Skin contact with phosgene oxime causes intense, "nettling" pain and blanching within 5 to 20 seconds. The affected skin then turns gray with an erythematous border. Between 5 and 30 minutes after exposure, edema leads to wheal formation (urticaria). During the next 7 days, the skin becomes dark brown and then black as necrosis of skin and underlying subcutis and muscle occurs. If not surgically excised, the lesion may persist for more than 6 months. In the respiratory tract, phosgene oxime causes pulmonary edema even at low doses.
Pain occurring at or shortly after exposure suggests that Lewisite or phosgene oxime is the agent; the early onset of skin changes distinguishes phosgene oxime. Delayed onset of pain (sometimes until a day after exposure) suggests sulfur mustard. Clinical diagnosis can be confirmed by laboratory tests (usually measuring either a metabolite or a DNA or protein adduct), but these tests are available only from specialized laboratories.
Patients exposed to mustard compounds should have regular complete blood count (CBC) with differential for the first 2 weeks to monitor for lymphopenia and neutropenia.

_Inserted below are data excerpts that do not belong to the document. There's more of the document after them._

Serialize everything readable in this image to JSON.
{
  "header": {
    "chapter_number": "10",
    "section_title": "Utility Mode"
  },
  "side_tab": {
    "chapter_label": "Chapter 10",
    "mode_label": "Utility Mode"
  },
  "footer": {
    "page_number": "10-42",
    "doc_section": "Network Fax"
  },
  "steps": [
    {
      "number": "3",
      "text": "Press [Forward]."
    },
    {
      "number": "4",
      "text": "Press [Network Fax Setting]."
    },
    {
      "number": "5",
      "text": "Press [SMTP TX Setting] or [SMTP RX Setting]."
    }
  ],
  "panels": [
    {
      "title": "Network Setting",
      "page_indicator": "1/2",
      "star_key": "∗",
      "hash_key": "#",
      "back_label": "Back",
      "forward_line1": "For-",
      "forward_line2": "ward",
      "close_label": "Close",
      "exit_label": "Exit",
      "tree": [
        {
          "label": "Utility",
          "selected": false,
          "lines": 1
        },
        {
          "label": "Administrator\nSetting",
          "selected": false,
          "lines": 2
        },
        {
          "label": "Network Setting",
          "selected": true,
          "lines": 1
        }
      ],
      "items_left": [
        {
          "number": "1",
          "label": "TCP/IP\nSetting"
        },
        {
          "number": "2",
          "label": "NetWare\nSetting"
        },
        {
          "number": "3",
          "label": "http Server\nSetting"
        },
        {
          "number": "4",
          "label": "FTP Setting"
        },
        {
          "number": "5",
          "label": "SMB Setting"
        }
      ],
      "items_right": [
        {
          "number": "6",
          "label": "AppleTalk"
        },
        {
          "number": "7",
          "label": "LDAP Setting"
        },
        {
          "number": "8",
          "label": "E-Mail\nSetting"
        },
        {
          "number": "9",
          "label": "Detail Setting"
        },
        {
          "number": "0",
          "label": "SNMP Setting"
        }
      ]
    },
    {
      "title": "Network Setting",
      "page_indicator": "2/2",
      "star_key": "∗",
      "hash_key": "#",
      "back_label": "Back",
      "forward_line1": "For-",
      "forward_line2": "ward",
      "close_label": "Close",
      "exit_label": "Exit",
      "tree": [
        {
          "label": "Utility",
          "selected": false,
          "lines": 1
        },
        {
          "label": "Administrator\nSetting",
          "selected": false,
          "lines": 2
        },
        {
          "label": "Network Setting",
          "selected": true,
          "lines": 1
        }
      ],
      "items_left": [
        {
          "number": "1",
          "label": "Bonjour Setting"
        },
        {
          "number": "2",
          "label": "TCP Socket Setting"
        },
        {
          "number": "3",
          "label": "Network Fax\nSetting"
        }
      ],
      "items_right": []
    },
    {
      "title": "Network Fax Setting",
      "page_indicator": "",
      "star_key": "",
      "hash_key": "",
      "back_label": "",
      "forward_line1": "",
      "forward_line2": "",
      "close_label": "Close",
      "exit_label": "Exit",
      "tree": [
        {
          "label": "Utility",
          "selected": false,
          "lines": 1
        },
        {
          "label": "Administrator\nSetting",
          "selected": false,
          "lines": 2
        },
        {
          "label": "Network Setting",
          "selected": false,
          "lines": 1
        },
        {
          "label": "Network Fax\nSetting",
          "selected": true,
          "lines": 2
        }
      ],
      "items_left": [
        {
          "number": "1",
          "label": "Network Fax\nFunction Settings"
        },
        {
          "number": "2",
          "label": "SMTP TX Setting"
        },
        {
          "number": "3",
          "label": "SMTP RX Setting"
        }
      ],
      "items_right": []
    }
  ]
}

All casualties with potential skin or eye exposure to vesicants should be prioritized for immediate decontamination. Skin decontamination within 2 minutes is ideal, but decontamination up to 15 or 20 minutes after exposure can potentially decrease the size of the eventual blisters. However, even patients arriving after this time should still be decontaminated as soon as possible to stop continuing absorption and thus accumulation of a lethal dose, which for mustard and Lewisite is about 3 to 7 g. However, except for patients with impending airway compromise, most patients exposed to vesicants can tolerate a short delay in treatment while more immediate casualties are being stabilized.

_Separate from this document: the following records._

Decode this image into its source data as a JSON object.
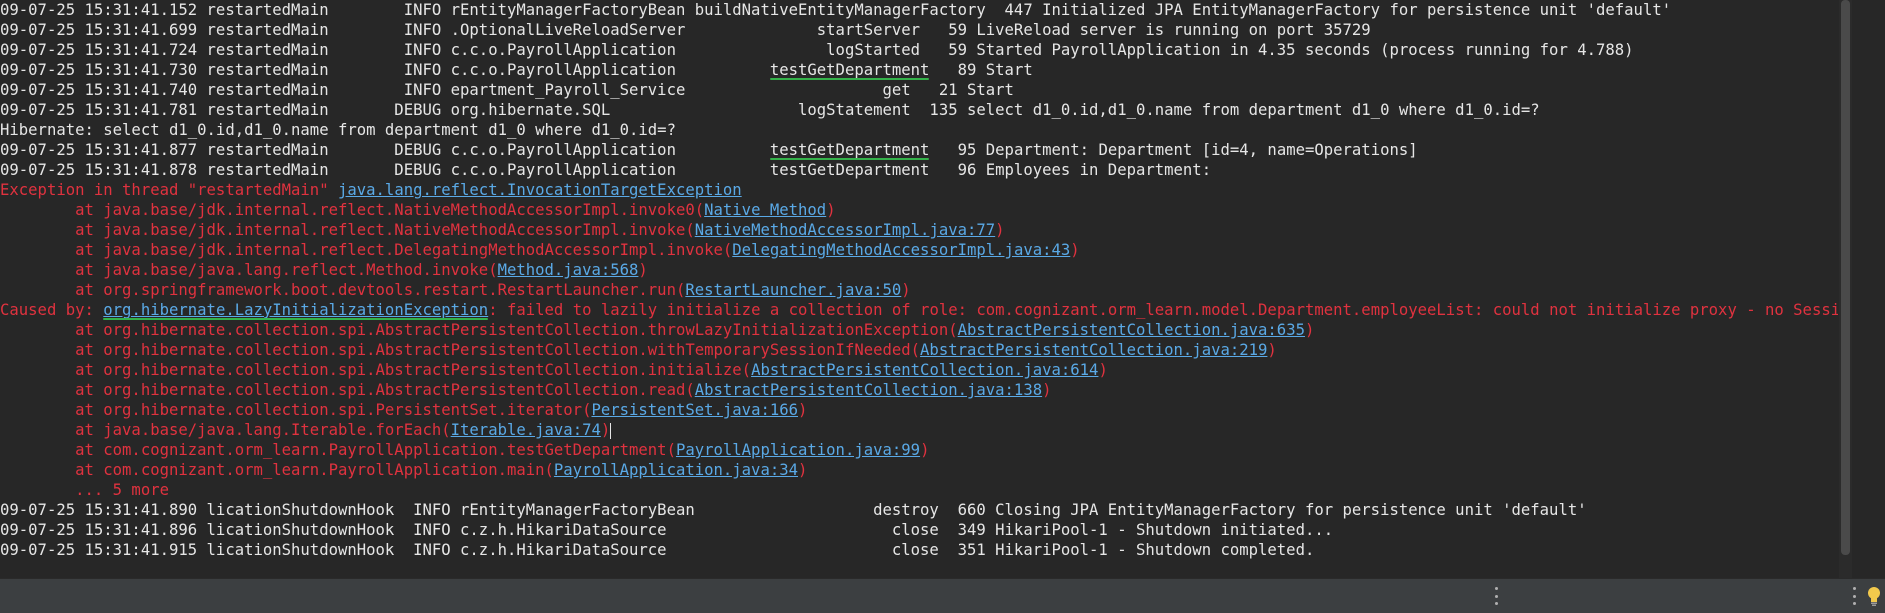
{
  "console": {
    "lines": [
      {
        "segments": [
          {
            "t": "09-07-25 15:31:41.152 restartedMain        INFO rEntityManagerFactoryBean buildNativeEntityManagerFactory  447 Initialized JPA EntityManagerFactory for persistence unit 'default'"
          }
        ]
      },
      {
        "segments": [
          {
            "t": "09-07-25 15:31:41.699 restartedMain        INFO .OptionalLiveReloadServer              startServer   59 LiveReload server is running on port 35729"
          }
        ]
      },
      {
        "segments": [
          {
            "t": "09-07-25 15:31:41.724 restartedMain        INFO c.c.o.PayrollApplication                logStarted   59 Started PayrollApplication in 4.35 seconds (process running for 4.788)"
          }
        ]
      },
      {
        "segments": [
          {
            "t": "09-07-25 15:31:41.730 restartedMain        INFO c.c.o.PayrollApplication          "
          },
          {
            "t": "testGetDepartment",
            "mark": true
          },
          {
            "t": "   89 Start"
          }
        ]
      },
      {
        "segments": [
          {
            "t": "09-07-25 15:31:41.740 restartedMain        INFO epartment_Payroll_Service                     get   21 Start"
          }
        ]
      },
      {
        "segments": [
          {
            "t": "09-07-25 15:31:41.781 restartedMain       DEBUG org.hibernate.SQL                    logStatement  135 select d1_0.id,d1_0.name from department d1_0 where d1_0.id=?"
          }
        ]
      },
      {
        "segments": [
          {
            "t": "Hibernate: select d1_0.id,d1_0.name from department d1_0 where d1_0.id=?"
          }
        ]
      },
      {
        "segments": [
          {
            "t": "09-07-25 15:31:41.877 restartedMain       DEBUG c.c.o.PayrollApplication          "
          },
          {
            "t": "testGetDepartment",
            "mark": true
          },
          {
            "t": "   95 Department: Department [id=4, name=Operations]"
          }
        ]
      },
      {
        "segments": [
          {
            "t": "09-07-25 15:31:41.878 restartedMain       DEBUG c.c.o.PayrollApplication          testGetDepartment   96 Employees in Department:"
          }
        ]
      },
      {
        "segments": [
          {
            "t": "Exception in thread \"restartedMain\" ",
            "cls": "err"
          },
          {
            "t": "java.lang.reflect.InvocationTargetException",
            "cls": "link"
          }
        ]
      },
      {
        "segments": [
          {
            "t": "        at java.base/jdk.internal.reflect.NativeMethodAccessorImpl.invoke0(",
            "cls": "err"
          },
          {
            "t": "Native Method",
            "cls": "link"
          },
          {
            "t": ")",
            "cls": "err"
          }
        ]
      },
      {
        "segments": [
          {
            "t": "        at java.base/jdk.internal.reflect.NativeMethodAccessorImpl.invoke(",
            "cls": "err"
          },
          {
            "t": "NativeMethodAccessorImpl.java:77",
            "cls": "link"
          },
          {
            "t": ")",
            "cls": "err"
          }
        ]
      },
      {
        "segments": [
          {
            "t": "        at java.base/jdk.internal.reflect.DelegatingMethodAccessorImpl.invoke(",
            "cls": "err"
          },
          {
            "t": "DelegatingMethodAccessorImpl.java:43",
            "cls": "link"
          },
          {
            "t": ")",
            "cls": "err"
          }
        ]
      },
      {
        "segments": [
          {
            "t": "        at java.base/java.lang.reflect.Method.invoke(",
            "cls": "err"
          },
          {
            "t": "Method.java:568",
            "cls": "link"
          },
          {
            "t": ")",
            "cls": "err"
          }
        ]
      },
      {
        "segments": [
          {
            "t": "        at org.springframework.boot.devtools.restart.RestartLauncher.run(",
            "cls": "err"
          },
          {
            "t": "RestartLauncher.java:50",
            "cls": "link"
          },
          {
            "t": ")",
            "cls": "err"
          }
        ]
      },
      {
        "segments": [
          {
            "t": "Caused by: ",
            "cls": "err"
          },
          {
            "t": "org.hibernate.LazyInitializationException",
            "cls": "link",
            "mark": true
          },
          {
            "t": ": failed to lazily initialize a collection of role: com.cognizant.orm_learn.model.Department.employeeList: could not initialize proxy - no Session",
            "cls": "err"
          }
        ]
      },
      {
        "segments": [
          {
            "t": "        at org.hibernate.collection.spi.AbstractPersistentCollection.throwLazyInitializationException(",
            "cls": "err"
          },
          {
            "t": "AbstractPersistentCollection.java:635",
            "cls": "link"
          },
          {
            "t": ")",
            "cls": "err"
          }
        ]
      },
      {
        "segments": [
          {
            "t": "        at org.hibernate.collection.spi.AbstractPersistentCollection.withTemporarySessionIfNeeded(",
            "cls": "err"
          },
          {
            "t": "AbstractPersistentCollection.java:219",
            "cls": "link"
          },
          {
            "t": ")",
            "cls": "err"
          }
        ]
      },
      {
        "segments": [
          {
            "t": "        at org.hibernate.collection.spi.AbstractPersistentCollection.initialize(",
            "cls": "err"
          },
          {
            "t": "AbstractPersistentCollection.java:614",
            "cls": "link"
          },
          {
            "t": ")",
            "cls": "err"
          }
        ]
      },
      {
        "segments": [
          {
            "t": "        at org.hibernate.collection.spi.AbstractPersistentCollection.read(",
            "cls": "err"
          },
          {
            "t": "AbstractPersistentCollection.java:138",
            "cls": "link"
          },
          {
            "t": ")",
            "cls": "err"
          }
        ]
      },
      {
        "segments": [
          {
            "t": "        at org.hibernate.collection.spi.PersistentSet.iterator(",
            "cls": "err"
          },
          {
            "t": "PersistentSet.java:166",
            "cls": "link"
          },
          {
            "t": ")",
            "cls": "err"
          }
        ]
      },
      {
        "segments": [
          {
            "t": "        at java.base/java.lang.Iterable.forEach(",
            "cls": "err"
          },
          {
            "t": "Iterable.java:74",
            "cls": "link"
          },
          {
            "t": ")",
            "cls": "err"
          },
          {
            "caret": true
          }
        ]
      },
      {
        "segments": [
          {
            "t": "        at com.cognizant.orm_learn.PayrollApplication.testGetDepartment(",
            "cls": "err"
          },
          {
            "t": "PayrollApplication.java:99",
            "cls": "link"
          },
          {
            "t": ")",
            "cls": "err"
          }
        ]
      },
      {
        "segments": [
          {
            "t": "        at com.cognizant.orm_learn.PayrollApplication.main(",
            "cls": "err"
          },
          {
            "t": "PayrollApplication.java:34",
            "cls": "link"
          },
          {
            "t": ")",
            "cls": "err"
          }
        ]
      },
      {
        "segments": [
          {
            "t": "        ... 5 more",
            "cls": "err"
          }
        ]
      },
      {
        "segments": [
          {
            "t": "09-07-25 15:31:41.890 licationShutdownHook  INFO rEntityManagerFactoryBean                   destroy  660 Closing JPA EntityManagerFactory for persistence unit 'default'"
          }
        ]
      },
      {
        "segments": [
          {
            "t": "09-07-25 15:31:41.896 licationShutdownHook  INFO c.z.h.HikariDataSource                        close  349 HikariPool-1 - Shutdown initiated..."
          }
        ]
      },
      {
        "segments": [
          {
            "t": "09-07-25 15:31:41.915 licationShutdownHook  INFO c.z.h.HikariDataSource                        close  351 HikariPool-1 - Shutdown completed."
          }
        ]
      }
    ]
  },
  "statusbar": {
    "icons": [
      "more-vertical-icon",
      "more-vertical-icon",
      "lightbulb-icon"
    ]
  },
  "colors": {
    "background": "#272727",
    "text": "#e6e6e6",
    "error": "#e0323f",
    "link": "#5aa9e6",
    "highlight_underline": "#34b24a"
  }
}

Skin decontamination should occur as soon as possible, preferably using Reactive Skin Decontamination Lotion (RSDL®). A 0.5% solution of sodium hypochlorite is less effective but still useful if RSDL® is unavailable. Physical or mechanical decontamination can be tried, and soap and water, or high-flow low-pressure water alone, may be useful in expedient decontamination of mass casualties. Eyes and wounds should be flushed with sterile saline.
Skin lesions are managed as thermal burns (see Burns: Initial wound care). However, because fluid loss in patients exposed to vesicants is lower than in patients with thermal burns, less fluid should be used than is called for in the Brooke or Parkland fluid-replacement formulas. Scrupulous hygiene is important to prevent secondary infection. Antibiotic ointment should be applied to the edges of the eyelids to prevent lid adhesion.

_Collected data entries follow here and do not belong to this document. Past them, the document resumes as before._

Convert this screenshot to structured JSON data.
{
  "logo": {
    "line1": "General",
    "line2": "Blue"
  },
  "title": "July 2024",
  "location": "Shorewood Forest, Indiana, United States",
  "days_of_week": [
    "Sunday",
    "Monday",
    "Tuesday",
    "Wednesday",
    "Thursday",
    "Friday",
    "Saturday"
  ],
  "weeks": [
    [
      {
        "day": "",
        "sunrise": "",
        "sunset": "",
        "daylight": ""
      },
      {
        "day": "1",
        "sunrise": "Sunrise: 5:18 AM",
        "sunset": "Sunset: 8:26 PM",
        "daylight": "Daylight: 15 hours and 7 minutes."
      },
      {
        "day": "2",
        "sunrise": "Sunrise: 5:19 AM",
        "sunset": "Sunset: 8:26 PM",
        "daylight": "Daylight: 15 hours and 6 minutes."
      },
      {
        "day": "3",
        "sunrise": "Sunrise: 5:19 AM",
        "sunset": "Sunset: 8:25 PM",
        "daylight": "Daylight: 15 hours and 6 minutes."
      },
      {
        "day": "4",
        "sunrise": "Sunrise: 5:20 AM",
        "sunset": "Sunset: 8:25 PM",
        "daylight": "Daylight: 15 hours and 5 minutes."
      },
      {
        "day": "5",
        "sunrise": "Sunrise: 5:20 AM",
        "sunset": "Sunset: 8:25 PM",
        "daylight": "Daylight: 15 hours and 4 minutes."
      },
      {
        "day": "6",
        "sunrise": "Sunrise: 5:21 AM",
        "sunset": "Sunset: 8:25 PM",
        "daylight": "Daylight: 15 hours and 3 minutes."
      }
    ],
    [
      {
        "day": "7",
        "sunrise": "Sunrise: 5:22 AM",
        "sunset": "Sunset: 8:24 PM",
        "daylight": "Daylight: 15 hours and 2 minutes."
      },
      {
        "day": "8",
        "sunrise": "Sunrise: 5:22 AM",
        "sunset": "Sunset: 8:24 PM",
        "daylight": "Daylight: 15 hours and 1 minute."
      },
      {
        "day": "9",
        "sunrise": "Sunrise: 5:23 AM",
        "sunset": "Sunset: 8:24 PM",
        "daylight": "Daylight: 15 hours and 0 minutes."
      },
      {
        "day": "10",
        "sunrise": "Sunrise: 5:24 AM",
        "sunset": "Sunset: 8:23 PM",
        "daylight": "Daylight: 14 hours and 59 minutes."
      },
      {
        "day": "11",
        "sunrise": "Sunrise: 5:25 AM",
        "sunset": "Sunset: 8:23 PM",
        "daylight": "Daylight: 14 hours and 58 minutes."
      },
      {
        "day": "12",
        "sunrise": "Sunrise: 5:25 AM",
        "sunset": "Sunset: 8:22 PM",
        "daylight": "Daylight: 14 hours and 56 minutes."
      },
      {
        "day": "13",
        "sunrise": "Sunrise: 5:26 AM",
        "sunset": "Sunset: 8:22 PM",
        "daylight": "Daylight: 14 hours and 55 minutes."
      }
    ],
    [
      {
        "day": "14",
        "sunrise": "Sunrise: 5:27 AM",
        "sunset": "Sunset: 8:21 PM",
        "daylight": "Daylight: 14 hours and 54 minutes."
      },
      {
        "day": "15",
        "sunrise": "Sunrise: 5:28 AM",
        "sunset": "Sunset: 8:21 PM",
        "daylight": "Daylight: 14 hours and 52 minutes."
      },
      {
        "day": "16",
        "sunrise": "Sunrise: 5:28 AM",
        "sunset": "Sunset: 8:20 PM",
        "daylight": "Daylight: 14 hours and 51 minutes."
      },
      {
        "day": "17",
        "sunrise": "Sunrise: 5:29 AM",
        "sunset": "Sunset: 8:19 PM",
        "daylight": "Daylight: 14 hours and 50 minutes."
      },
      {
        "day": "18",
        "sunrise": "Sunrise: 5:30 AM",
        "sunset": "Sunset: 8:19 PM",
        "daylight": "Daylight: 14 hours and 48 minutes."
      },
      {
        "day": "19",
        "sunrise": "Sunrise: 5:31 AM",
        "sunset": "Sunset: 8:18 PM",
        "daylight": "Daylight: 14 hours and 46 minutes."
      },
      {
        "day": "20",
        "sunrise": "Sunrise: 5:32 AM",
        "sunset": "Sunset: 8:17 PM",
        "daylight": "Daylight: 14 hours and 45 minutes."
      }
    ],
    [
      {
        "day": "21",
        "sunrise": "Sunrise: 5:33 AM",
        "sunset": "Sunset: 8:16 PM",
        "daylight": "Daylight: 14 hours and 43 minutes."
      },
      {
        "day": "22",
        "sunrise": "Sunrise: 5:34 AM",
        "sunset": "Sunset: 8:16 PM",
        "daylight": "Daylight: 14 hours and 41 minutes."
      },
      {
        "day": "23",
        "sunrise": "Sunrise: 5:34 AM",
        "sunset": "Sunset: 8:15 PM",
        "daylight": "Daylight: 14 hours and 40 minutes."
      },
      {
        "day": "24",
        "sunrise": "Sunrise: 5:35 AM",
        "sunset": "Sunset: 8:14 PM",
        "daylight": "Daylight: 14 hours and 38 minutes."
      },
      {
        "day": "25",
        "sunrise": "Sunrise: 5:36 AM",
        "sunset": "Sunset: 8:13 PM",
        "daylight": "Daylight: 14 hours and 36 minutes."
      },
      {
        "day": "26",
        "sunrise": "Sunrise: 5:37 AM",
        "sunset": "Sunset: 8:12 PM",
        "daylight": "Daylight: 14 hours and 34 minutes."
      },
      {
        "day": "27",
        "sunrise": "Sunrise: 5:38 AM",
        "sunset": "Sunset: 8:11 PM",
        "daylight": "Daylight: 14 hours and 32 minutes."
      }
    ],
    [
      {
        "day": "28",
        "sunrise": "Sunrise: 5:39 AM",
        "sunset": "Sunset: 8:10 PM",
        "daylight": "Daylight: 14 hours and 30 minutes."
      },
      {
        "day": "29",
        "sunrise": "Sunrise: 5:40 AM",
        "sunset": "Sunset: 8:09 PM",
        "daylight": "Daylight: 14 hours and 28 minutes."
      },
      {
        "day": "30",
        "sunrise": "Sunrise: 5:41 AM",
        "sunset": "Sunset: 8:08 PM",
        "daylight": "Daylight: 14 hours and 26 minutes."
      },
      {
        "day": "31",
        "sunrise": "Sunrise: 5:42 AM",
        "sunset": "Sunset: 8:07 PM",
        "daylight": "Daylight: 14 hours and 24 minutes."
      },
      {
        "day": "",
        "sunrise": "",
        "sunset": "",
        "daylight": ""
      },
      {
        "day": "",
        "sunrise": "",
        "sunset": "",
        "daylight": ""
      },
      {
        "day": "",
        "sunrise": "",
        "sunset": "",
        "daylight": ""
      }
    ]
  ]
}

Supportive respiratory care, including attention to airway and breathing, is indicated for patients with respiratory manifestations (see Pulmonary Chemical Warfare Agents: Treatment). Because nausea is cholinergic in origin, it can be treated with atropine (eg, 0.1 to 1.3 mg IV every 1 to 2 hours as needed).
Bone-marrow suppression requires reverse isolation and treatment with colony-stimulating factors.
The views expressed in this article are those of the author and do not reflect the official policy of the Department of Army, Department of Defense, or the US Government.